- Grains sag while soybean bounces on sale of 510,000 mt to unknown destination; Wheat protein spreads to widen amid low test weight EU wheat crop; GFS weather forecast more like EU Model.
- The battle is ongoing in rising new crop US supply vs strong US/world cash premiums. Rumours have China back in the US market for soybeans with 510,000 mt reported sold for 2024/25. The sale was to an unknown destination. There was also a sale of 150,000 MTs of US soymeal to an unknown destination for 2024/25. We believe that China is asking for additional soybean offers off the Gulf and PNW for October/November. Chinese and US crush margins are strongly positive, and China is a price buyer with values at 3-year lows. Chicago soybean futures have been able to recover on the news, with soymeal holding strong on record large cash premiums and ongoing new demand as Argentine sales and offers are well below expectations.
- Corn and wheat futures are mixed to weaker on mild Midwest temperatures which could produce a larger yield. The corn market is falling on the potential for a record US corn yield and how big is big. Current values are pricing in a US corn yield of 182-184 bushels/acre, or some 5-7 bushels/acre above last year’s record. The corn market is searching for a low that deciphers this year’s US corn in the backdrop of rising Brazilian/Ukraine fob offers. Brazilian corn is offered at $0.96-1.05 over for August/September, $0.20-0.24/bu above the US. The weakness in corn has pulled Chicago wheat values back into the red.
- Chicago brokers estimate that the managed money has sold 5,600 contracts of corn, while buying a net 2,100 contracts of soybeans and 1,200 contracts of wheat. In the products, the managed money has bought 2,200 contracts of soymeal and 1,700 contracts of soyoil.
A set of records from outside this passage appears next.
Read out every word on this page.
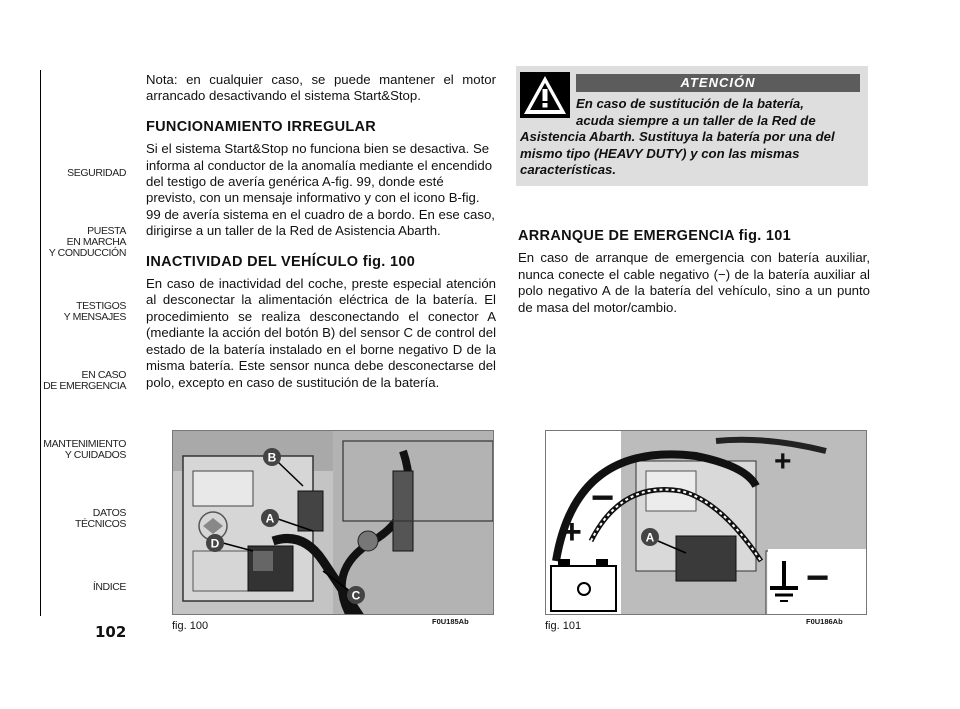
CONOCIMIENTO
DEL VEHÍCULO
SEGURIDAD
PUESTA
EN MARCHA
Y CONDUCCIÓN
TESTIGOS
Y MENSAJES
EN CASO
DE EMERGENCIA
MANTENIMIENTO
Y CUIDADOS
DATOS TÉCNICOS
ÍNDICE
102

Nota: en cualquier caso, se puede mantener el motor arrancado desactivando el sistema Start&Stop.

FUNCIONAMIENTO IRREGULAR

Si el sistema Start&Stop no funciona bien se desactiva. Se informa al conductor de la anomalía mediante el encendido del testigo de avería genérica A-fig. 99, donde esté previsto, con un mensaje informativo y con el icono B-fig. 99 de avería sistema en el cuadro de a bordo. En ese caso, dirigirse a un taller de la Red de Asistencia Abarth.

INACTIVIDAD DEL VEHÍCULO fig. 100

En caso de inactividad del coche, preste especial atención al desconectar la alimentación eléctrica de la batería. El procedimiento se realiza desconectando el conector A (mediante la acción del botón B) del sensor C de control del estado de la batería instalado en el borne negativo D de la misma batería. Este sensor nunca debe desconectarse del polo, excepto en caso de sustitución de la batería.

ATENCIÓN
En caso de sustitución de la batería,
acuda siempre a un taller de la Red de
Asistencia Abarth. Sustituya la batería por una del mismo tipo (HEAVY DUTY) y con las mismas características.
ARRANQUE DE EMERGENCIA fig. 101

En caso de arranque de emergencia con batería auxiliar, nunca conecte el cable negativo (−) de la batería auxiliar al polo negativo A de la batería del vehículo, sino a un punto de masa del motor/cambio.

B
A
D
C
fig. 100	F0U185Ab
+
−
+
−
A
fig. 101	F0U186Ab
- US weekly export sales for the week ending July 11 were 21.3 million bu of wheat, 17.2 million bu of corn, and 13.2 million bu soybeans. For their respective crop years to date, the US has sold 284 million bu of wheat (up 93 million or 49%), 2,154 million bu of corn (up 589 million or 38%), and 1,667 million bu of soybeans (down 264 million or 14%). A US 2023/24 soybean export estimate of 1,675-1,700 million bu is realistic with corn at 2,200-2,250 million bu.
- China is way behind on its US new crop soybean purchases, something that we have been reporting for some weeks. There is talk that China is adding to their soybean purchases, but nothing near the volume of the past 36 hours. Traders are questioning whether China steps forward and catches up on its soy purchase pace with US tariff levels known into February. China needs US soybeans since Brazilian offers are limited beyond the next 60 days. If China wants to place itself in a strong trade negotiating position with the US, they will increase their soybean import needs into early 2025. We suspect that China will be a more active buyer following the Milwaukee Republican Convention. Time will tell, but some traders are exiting long corn/short soybean spreads amid the potential for China to be a larger buyer of US Sept-January soybeans. Also, we suspect that 2 cargoes of US old crop sales, are new crop and misclassified.
- World wheat protein spreads are expected to gain amid the reported poor quality of the French/German wheat crops. And if yield cuts are produced by dry weather across Canada and the Northern US Plains, spring wheat protein supplies will be tightening. 12% Russian, US HRW/HRS and Canadian/Kazakh wheat will be sought. The EU will likely feed more low-quality wheat in 2024/25.
- The Central US GFS weather forecast is more like the EU model solution and drier across the W Midwest, the N Plains, and the Canadian Prairies than it showed overnight. Limited 10-day rainfall of traces to 0.6” is forecast above the NW Midwest and the N Plains, while heavy totals of 2-6.00” drop across the Gulf States and the SE US. Flooding will become an issue across the Gulf States with the corn harvest set to begin in 2-3 weeks. No extreme heat is forecast with Midwest high temperatures to hold in the 70’s to the upper 80’s.
- Black Sea weather is the biggest threat to world crop production with corn/sunseed crops in decline and the midday GFS forecast returning drier. The non-threatening Central US weather forecast caps Chicago rallies. Traders will be closely following net short corn, soybean, and wheat positions in Friday’s CoT report. The market is excessively bearish, but a US supply threat is lacking amid uncertain future Chinese demand.